By Jenna Marina
ORLANDO, Fla. (Aug. 12, 2016) – For UCF’s three alumni participating at this year’s Olympics, life has been busy in Rio.
Aline Reis ’11 (Brazil, soccer) along with Ricardo Gouveia ’14 (Portugal, golf) are making their first Olympic Games appearances while three-time Olympian Phil Dalhausser ’02 is on the road to recreating magic from the 2008 Beijing Games when he won gold for Team USA in beach volleyball.
With week one of the Olympics in the books, here’s a look at what has happened already, and what is coming up for each Olympian.
Dalhausser, a 2002 business graduate, and his partner Nick Lucena dominated their first two matches of pool play, sweeping Tunisia and Mexico.
On Thursday afternoon at Copacabana Beach, they outlasted Italy in a thrilling and intense back-and-forth record-breaking third set (24-22). The third set in a beach volleyball match is supposed to be up to 15 — but the team has to win by 2. Dalhausser/Lucena’s third set was the longest final set in the 20-year history of Olympic beach volleyball. Click here to see highlights of the match
— NBC Olympics (@NBCOlympics) August 11, 2016
According to USA Today, both teams received a standing ovation.
The victory was extra sweet for UCF’s alumnus, as Italy’s Nicolai and Lupo were the pair that knocked him out of the 2012 Olympics in London.
Dalhausser and Lucena advance to Saturday’s Round of 16 matchup against Austria’s Alexander Huber/R. Seidel scheduled for 11 p.m. ET. Watch link
Dalhausser has previously said these Olympic Games – his third – are likely his last. He told USA Today that before his opening match against Tunisia, he woke up with butterflies.
“It’s the first time since, man, I can’t tell you how long,” Dalhausser said. “I can’t remember being nervous in London, maybe Beijing was the last time I was nervous before a match.”
Reis’ first appearance for Brazil’s National Team couldn’t have been more memorable. UCF’s former All-American goalkeeper started in Aug. 9’s match against South Africa – the team’s third match of the Olympics – and played all 90 minutes in goal, recording two saves to secure a shutout in the 0-0 tie.
Reis, an interdisciplinary studies alumna, was called up to Brazil’s National Team Camp in February with no guarantees of a spot on the Olympic roster. She had never competed in a match for Brazil’s National Team before Tuesday night.
As Brazil’s reserve goalkeeper, Reis said she takes great pride in her role on the team and has always approached each day with a “starter’s mentality.”

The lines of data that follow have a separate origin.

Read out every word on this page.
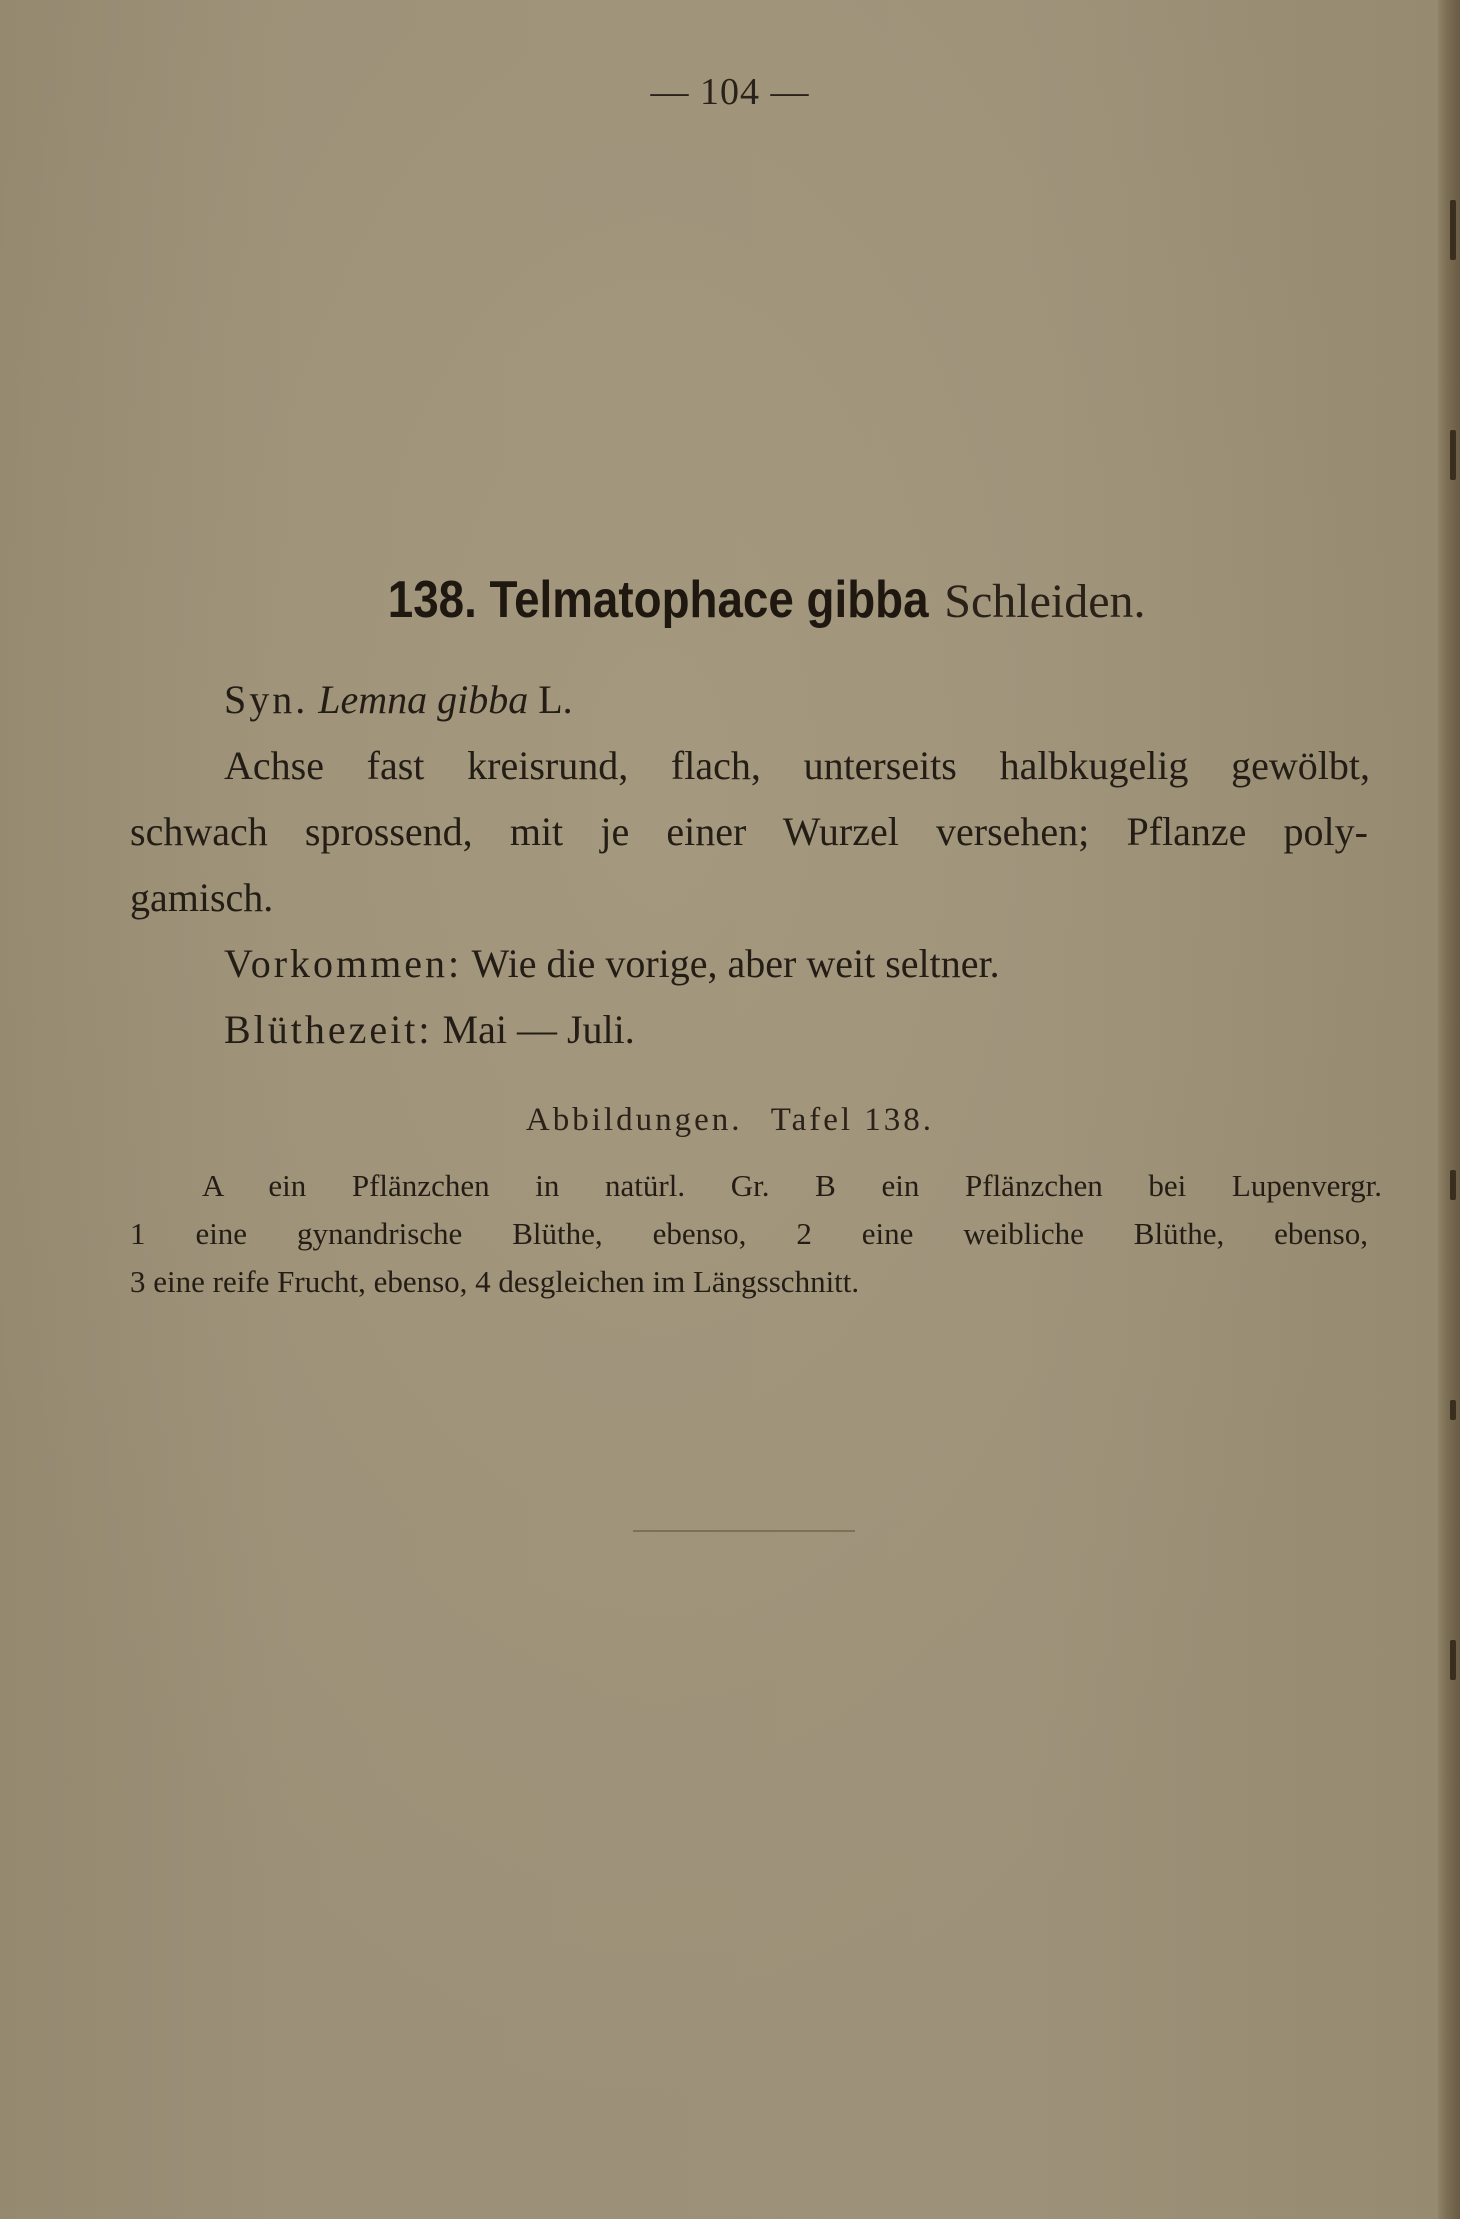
— 104 —
138. Telmatophace gibba Schleiden.
Syn. Lemna gibba L.
Achse fast kreisrund, flach, unterseits halbkugelig gewölbt,
schwach sprossend, mit je einer Wurzel versehen; Pflanze poly-
gamisch.
Vorkommen: Wie die vorige, aber weit seltner.
Blüthezeit: Mai — Juli.
Abbildungen. Tafel 138.
A ein Pflänzchen in natürl. Gr. B ein Pflänzchen bei Lupenvergr.
1 eine gynandrische Blüthe, ebenso, 2 eine weibliche Blüthe, ebenso,
3 eine reife Frucht, ebenso, 4 desgleichen im Längsschnitt.
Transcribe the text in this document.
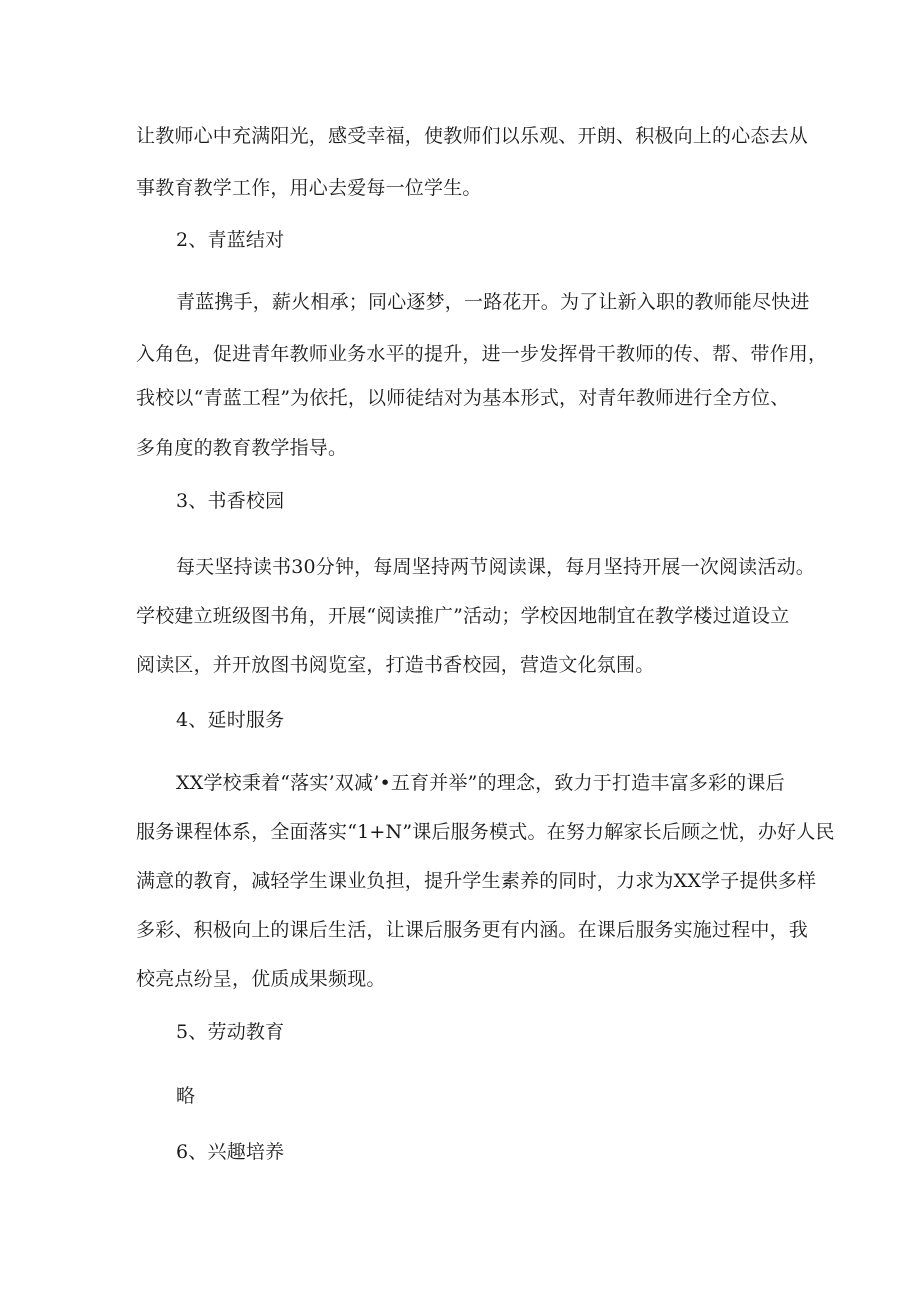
让教师心中充满阳光，感受幸福，使教师们以乐观、开朗、积极向上的心态去从
事教育教学工作，用心去爱每一位学生。
2、青蓝结对
青蓝携手，薪火相承；同心逐梦，一路花开。为了让新入职的教师能尽快进
入角色，促进青年教师业务水平的提升，进一步发挥骨干教师的传、帮、带作用，
我校以“青蓝工程”为依托，以师徒结对为基本形式，对青年教师进行全方位、
多角度的教育教学指导。
3、书香校园
每天坚持读书30分钟，每周坚持两节阅读课，每月坚持开展一次阅读活动。
学校建立班级图书角，开展“阅读推广”活动；学校因地制宜在教学楼过道设立
阅读区，并开放图书阅览室，打造书香校园，营造文化氛围。
4、延时服务
XX学校秉着“落实’双减’•五育并举”的理念，致力于打造丰富多彩的课后
服务课程体系，全面落实“1+N”课后服务模式。在努力解家长后顾之忧，办好人民
满意的教育，减轻学生课业负担，提升学生素养的同时，力求为XX学子提供多样
多彩、积极向上的课后生活，让课后服务更有内涵。在课后服务实施过程中，我
校亮点纷呈，优质成果频现。
5、劳动教育
略
6、兴趣培养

“If I’m the reserve, I believe the starting goalkeeper deserves nothing less from me. I want to push her so she can also perform her best, I know this way I’m helping the team, as well,” she wrote in a message to UCF Alumni. “But I have never lost faith, and I knew that if I had the opportunity to play in a game, I would be ready for it. Thankfully, the opportunity did come! It was magical! The best part of it was listening to the whole stadium sing our national anthem. Words cannot describe that moment.”
— Our Game Magazine (@OurGameMagazine) August 10, 2016
Brazil is known for its love of soccer, but the country traditionally throws all of its support behind the men’s team. This Olympics, however, things are changing, especially with the men’s team’s early struggles of failing to win their first two matches.
Fans are making their own women’s jerseys. Dozens of supporters are showing up at airports as the team travels around Brazil for their games to either send them off or welcome them with cheers, well wishes and posters. Roughly 40,000 people attended the Brazil-South Africa matchup in Manaus.
Reis said it has been incredible to see the outpouring of love and fandom.
“All this attention we are receiving is a blessing and gives us the opportunity to change the face of women’s soccer in this country. My dream is that one day women’s soccer can be everything it is in the USA,” she wrote. “I’m just thankful and proud to be part of this whole experience and this special moment. I seriously hope that our contributions will serve our country and our sport in ways beyond the soccer field. We want more than just a gold medal!”
Brazil advanced to Aug. 12’s quarterfinal round and will face Australia at 9 p.m. Watch link
Gouveia, an interdisciplinary studies alumnus, was part of golf’s historic return to the Olympics in Thursday’s first round. It marked the first time the sport has been featured in the Summer Games since 1904.
Gouveia is one of 60 players from 34 nations competing over the weekend looking to capture glory in Sunday’s medal round.
At the conclusion of Thursday’s 18-hole competition, Gouveia was tied for 42nd with a score of 73. The leader after Day 1, Marcus Fraser of Australia, turned in a score of an 8-under-par 63.
The Golf Channel is airing live coverage on Friday and Saturday from 6:30 a.m. – 3 p.m. Golf channel will begin Sunday’s medal round coverage at 6:30 a.m. and air it until the broadcast switches to NBC from 1-3 p.m.